• The practice is done in conjunction with visualization.
• Mantra recitation and use of the four opponent powers of purification
• Learn more about regret powers, reliance, the antidote, and commitment.
2022 has again been a year of challenges for many people. Vajrasattva is a purification practice, common to all schools of Tibetan Buddhism. The practice is done in conjunction with visualization, recitation of mantras and the application of the four opponent powers of purification (the skillfully applied powers of regret, reliance, the antidote and commitment).
According to Lama Zopa Rinpoche, the spiritual head of Chenrezig Institute: ‘Vajrasattva practice is so important generally, and especially nowadays in the world , when there is not only global warming and many other problems. There are so many other dangers of war and sickness, cancer and covid and so many people you know are dying.
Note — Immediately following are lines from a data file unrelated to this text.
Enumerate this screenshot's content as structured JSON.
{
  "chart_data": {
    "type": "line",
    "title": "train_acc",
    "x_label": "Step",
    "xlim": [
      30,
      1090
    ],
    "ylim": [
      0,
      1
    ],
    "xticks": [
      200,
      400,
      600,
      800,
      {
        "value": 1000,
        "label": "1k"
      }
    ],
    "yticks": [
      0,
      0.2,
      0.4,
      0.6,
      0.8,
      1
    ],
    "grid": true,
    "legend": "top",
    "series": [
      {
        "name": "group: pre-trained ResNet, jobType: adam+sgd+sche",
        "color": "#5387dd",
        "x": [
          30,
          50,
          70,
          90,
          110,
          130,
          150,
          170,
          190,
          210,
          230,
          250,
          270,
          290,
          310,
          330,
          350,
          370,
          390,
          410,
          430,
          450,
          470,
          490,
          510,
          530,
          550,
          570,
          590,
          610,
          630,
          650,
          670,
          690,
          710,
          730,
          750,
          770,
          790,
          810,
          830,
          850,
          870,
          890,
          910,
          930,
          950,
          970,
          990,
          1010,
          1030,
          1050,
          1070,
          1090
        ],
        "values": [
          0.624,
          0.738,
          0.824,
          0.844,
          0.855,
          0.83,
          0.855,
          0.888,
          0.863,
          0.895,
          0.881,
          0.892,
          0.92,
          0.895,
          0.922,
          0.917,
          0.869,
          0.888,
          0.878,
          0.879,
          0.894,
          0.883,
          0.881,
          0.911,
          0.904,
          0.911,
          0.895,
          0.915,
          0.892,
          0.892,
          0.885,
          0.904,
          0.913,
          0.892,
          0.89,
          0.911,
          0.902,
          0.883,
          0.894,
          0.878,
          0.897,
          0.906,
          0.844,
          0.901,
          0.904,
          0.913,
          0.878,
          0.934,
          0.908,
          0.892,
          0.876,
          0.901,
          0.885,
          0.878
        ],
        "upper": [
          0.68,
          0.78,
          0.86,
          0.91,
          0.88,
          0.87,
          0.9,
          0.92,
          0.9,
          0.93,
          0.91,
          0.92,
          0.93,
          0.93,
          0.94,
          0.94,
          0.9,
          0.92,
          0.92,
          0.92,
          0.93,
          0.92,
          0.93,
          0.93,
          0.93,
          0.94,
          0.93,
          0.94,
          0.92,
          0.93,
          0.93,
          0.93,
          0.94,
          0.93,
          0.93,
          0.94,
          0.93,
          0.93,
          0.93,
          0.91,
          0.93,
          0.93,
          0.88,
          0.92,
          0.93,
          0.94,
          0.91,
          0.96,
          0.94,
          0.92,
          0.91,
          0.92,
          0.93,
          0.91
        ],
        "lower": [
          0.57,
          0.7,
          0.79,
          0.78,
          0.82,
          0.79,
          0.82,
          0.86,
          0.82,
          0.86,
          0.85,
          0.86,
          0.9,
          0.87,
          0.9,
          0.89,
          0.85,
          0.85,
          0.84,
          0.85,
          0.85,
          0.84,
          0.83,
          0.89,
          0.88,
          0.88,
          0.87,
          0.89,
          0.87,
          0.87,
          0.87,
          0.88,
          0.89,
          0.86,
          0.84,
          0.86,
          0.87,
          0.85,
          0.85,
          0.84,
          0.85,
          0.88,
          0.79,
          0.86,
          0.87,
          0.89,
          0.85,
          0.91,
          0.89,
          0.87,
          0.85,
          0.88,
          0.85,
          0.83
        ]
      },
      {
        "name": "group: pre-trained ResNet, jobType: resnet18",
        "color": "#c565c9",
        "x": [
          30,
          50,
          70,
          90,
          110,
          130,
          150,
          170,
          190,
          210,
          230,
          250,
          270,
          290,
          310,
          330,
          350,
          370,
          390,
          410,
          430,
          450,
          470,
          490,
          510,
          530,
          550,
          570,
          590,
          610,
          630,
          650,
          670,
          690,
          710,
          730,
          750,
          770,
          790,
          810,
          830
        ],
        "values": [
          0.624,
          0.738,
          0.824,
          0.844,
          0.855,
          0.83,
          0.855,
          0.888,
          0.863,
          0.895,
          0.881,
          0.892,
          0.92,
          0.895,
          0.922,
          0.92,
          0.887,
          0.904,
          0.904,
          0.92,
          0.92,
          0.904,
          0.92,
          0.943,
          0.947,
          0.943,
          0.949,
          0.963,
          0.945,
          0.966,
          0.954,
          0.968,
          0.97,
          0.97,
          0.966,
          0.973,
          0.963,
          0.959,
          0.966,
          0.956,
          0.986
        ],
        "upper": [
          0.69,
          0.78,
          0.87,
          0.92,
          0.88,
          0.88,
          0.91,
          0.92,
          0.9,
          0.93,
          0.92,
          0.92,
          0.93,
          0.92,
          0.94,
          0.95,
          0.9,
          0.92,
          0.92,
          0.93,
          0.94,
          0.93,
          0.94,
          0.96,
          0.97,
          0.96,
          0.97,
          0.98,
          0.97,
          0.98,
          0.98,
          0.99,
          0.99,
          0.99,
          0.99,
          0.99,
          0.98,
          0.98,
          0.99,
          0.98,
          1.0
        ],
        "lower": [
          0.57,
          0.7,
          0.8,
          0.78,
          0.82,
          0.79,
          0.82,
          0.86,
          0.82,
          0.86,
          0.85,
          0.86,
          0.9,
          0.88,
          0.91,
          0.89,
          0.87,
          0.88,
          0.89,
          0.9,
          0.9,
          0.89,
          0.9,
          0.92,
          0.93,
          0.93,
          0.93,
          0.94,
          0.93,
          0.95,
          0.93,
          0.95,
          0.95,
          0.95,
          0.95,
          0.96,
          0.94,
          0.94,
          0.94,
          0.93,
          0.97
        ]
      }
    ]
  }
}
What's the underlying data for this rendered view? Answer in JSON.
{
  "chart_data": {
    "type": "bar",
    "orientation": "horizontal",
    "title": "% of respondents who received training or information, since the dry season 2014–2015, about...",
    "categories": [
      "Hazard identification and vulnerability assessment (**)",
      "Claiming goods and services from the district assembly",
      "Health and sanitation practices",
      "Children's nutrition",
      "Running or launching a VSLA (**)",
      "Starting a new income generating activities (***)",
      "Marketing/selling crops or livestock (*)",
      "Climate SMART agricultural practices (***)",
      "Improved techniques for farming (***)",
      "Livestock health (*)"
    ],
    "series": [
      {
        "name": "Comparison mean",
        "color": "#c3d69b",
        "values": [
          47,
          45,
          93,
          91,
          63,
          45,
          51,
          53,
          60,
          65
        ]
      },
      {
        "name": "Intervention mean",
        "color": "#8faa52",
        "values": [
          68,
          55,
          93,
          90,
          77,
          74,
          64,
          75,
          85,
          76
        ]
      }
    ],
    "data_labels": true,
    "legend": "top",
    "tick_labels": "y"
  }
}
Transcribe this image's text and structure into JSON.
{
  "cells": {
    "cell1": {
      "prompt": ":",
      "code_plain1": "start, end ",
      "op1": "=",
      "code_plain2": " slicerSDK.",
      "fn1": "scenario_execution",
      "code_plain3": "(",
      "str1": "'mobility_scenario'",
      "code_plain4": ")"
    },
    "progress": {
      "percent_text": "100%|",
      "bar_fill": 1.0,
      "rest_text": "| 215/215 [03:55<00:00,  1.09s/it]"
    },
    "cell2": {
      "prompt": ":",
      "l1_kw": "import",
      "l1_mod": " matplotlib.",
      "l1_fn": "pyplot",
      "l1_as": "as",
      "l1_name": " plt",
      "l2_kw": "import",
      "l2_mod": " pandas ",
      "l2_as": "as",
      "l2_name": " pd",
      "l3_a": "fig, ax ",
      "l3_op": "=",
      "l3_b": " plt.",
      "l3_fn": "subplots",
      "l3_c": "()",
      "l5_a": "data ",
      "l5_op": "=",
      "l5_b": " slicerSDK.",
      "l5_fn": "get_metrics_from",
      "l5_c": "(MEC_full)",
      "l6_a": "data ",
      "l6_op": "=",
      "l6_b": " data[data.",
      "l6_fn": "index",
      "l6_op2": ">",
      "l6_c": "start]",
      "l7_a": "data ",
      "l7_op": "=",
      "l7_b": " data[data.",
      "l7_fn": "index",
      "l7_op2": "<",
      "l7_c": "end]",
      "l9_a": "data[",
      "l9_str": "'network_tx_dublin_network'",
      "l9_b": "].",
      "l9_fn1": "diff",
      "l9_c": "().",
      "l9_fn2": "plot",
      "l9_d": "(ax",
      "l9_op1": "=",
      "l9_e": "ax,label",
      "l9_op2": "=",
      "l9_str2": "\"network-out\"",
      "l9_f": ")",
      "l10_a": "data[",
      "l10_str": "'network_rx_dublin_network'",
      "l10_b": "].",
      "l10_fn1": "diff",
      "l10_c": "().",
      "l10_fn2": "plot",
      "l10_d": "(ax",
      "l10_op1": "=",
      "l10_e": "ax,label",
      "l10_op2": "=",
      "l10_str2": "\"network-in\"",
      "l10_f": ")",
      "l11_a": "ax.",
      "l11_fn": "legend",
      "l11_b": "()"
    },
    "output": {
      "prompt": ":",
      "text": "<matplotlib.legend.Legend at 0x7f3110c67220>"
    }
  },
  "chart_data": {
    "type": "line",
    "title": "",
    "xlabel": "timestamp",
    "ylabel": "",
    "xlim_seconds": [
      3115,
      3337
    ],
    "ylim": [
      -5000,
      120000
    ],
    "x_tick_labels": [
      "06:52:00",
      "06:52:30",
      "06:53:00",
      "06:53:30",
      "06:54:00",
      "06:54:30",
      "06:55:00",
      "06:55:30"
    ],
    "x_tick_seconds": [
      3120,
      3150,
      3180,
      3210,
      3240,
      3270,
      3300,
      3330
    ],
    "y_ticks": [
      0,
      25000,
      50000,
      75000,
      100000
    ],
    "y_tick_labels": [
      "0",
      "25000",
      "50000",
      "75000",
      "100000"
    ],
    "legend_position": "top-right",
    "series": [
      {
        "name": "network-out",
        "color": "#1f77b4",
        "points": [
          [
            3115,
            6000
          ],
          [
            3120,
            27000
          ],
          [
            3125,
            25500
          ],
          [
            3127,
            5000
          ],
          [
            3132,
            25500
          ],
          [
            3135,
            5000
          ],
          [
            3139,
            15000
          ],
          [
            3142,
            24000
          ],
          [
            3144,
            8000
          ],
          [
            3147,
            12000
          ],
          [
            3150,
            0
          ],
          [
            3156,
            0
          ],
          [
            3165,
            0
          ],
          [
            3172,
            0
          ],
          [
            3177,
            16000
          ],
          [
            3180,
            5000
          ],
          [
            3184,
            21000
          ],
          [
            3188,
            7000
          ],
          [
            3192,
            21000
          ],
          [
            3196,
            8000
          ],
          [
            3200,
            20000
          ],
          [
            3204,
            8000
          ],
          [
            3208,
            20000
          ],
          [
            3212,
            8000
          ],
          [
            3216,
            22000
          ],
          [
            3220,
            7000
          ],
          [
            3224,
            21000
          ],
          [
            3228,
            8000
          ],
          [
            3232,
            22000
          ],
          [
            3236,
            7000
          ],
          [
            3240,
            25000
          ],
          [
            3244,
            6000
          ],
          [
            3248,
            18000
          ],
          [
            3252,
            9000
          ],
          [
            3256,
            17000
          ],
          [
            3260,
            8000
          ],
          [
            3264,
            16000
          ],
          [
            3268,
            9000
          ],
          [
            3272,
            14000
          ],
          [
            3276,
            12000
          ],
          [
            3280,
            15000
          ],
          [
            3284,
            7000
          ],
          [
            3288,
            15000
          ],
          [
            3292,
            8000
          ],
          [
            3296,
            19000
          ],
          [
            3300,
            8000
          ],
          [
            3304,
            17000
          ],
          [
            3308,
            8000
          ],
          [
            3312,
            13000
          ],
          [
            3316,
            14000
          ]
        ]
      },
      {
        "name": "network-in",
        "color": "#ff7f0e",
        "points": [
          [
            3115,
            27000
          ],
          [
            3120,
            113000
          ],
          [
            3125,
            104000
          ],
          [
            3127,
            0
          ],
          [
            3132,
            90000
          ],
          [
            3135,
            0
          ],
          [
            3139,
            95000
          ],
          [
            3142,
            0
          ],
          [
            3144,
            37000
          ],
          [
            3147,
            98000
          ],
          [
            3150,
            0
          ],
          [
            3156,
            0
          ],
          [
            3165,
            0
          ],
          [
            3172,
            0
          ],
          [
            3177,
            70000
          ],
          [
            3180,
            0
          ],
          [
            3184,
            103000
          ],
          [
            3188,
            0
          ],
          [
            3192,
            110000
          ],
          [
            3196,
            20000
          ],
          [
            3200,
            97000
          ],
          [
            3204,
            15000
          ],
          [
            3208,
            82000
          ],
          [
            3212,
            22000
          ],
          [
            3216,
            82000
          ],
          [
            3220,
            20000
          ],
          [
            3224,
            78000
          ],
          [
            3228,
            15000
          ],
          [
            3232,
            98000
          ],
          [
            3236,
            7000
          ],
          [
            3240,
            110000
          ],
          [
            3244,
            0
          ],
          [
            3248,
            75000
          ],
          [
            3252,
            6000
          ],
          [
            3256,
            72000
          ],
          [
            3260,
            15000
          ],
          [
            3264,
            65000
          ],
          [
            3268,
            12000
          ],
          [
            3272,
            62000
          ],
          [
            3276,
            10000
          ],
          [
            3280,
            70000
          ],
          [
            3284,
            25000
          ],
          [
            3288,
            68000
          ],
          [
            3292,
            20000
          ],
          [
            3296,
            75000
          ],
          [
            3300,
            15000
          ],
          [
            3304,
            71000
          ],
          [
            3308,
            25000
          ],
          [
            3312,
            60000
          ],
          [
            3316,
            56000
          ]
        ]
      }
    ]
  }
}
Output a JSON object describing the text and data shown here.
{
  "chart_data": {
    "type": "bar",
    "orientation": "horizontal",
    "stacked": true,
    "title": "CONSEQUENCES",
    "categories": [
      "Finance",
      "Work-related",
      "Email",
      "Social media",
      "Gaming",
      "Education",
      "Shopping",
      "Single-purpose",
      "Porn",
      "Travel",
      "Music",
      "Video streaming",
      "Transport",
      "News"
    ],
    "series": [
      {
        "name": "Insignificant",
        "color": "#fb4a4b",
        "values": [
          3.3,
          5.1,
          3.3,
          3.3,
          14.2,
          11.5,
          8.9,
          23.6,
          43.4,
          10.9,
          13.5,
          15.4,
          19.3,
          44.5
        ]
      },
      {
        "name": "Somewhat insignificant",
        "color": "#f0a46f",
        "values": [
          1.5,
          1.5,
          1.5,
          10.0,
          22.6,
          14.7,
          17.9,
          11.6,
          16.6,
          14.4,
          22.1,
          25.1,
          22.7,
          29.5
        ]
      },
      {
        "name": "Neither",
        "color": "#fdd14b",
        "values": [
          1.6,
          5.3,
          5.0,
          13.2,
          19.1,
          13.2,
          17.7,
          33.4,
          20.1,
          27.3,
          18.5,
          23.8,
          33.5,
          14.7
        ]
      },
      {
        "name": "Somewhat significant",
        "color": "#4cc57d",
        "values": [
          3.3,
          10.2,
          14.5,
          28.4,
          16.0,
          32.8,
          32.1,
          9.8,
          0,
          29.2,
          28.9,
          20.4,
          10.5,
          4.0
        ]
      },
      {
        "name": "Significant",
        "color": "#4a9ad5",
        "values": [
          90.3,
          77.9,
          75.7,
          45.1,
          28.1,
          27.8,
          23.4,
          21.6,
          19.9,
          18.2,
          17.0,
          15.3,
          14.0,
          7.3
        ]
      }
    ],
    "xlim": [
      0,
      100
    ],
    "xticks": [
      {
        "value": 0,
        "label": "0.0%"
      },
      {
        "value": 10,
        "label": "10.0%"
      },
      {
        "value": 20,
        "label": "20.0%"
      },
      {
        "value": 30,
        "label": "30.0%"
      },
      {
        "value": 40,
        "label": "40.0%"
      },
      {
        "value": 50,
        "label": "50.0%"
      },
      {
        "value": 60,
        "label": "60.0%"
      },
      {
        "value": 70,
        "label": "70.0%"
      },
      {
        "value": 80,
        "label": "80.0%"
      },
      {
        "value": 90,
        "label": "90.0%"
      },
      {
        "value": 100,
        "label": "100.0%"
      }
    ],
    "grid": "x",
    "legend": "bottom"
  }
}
There are so many illnesses and other conditions for dying.’
This retreat, scheduled between Christmas and New Year, is a perfect opportunity to reflect upon the past year, to purify our mistakes and look forward to 2023 with positivity.
As well as meditation sessions, an explanation of the Buddhist path will be given, including how to lessen our disturbing states of mind, the source of so many of our unskillful actions. There will also be time set aside for question and answer. Some experience of deity meditation is preferable but not essential.
WHO IS THE CHENREZIG INSITUTE
Chenrezig Institute is a Buddhist study, retreat and meditation centre perched on the edge of the Blackall Range in the Sunshine Coast hinterland of Queensland, Australia. We are tucked away in a rainforest setting, seven kilometres from the township of Eudlo.
The centre was founded in 1974 by
Lama Thubten Yeshe and Lama Zopa Rinpoche. It was one of the first
Tibetan Buddhist centres established in the western world and remains
one of the largest. It is a registered non-profit organisation
affiliated with the Foundation for the Preservation of the Mahayana
Tradition (FPMT), a group of over 150 Mahayana Buddhist centres worldwide.
centre is home to a Tibetan Lama, resident nuns and monks, and a
community of lay students, volunteers, and guests. A range of secular
and Buddhist programs are offered, through which people’s minds and
hearts can be transformed for the benefit of others.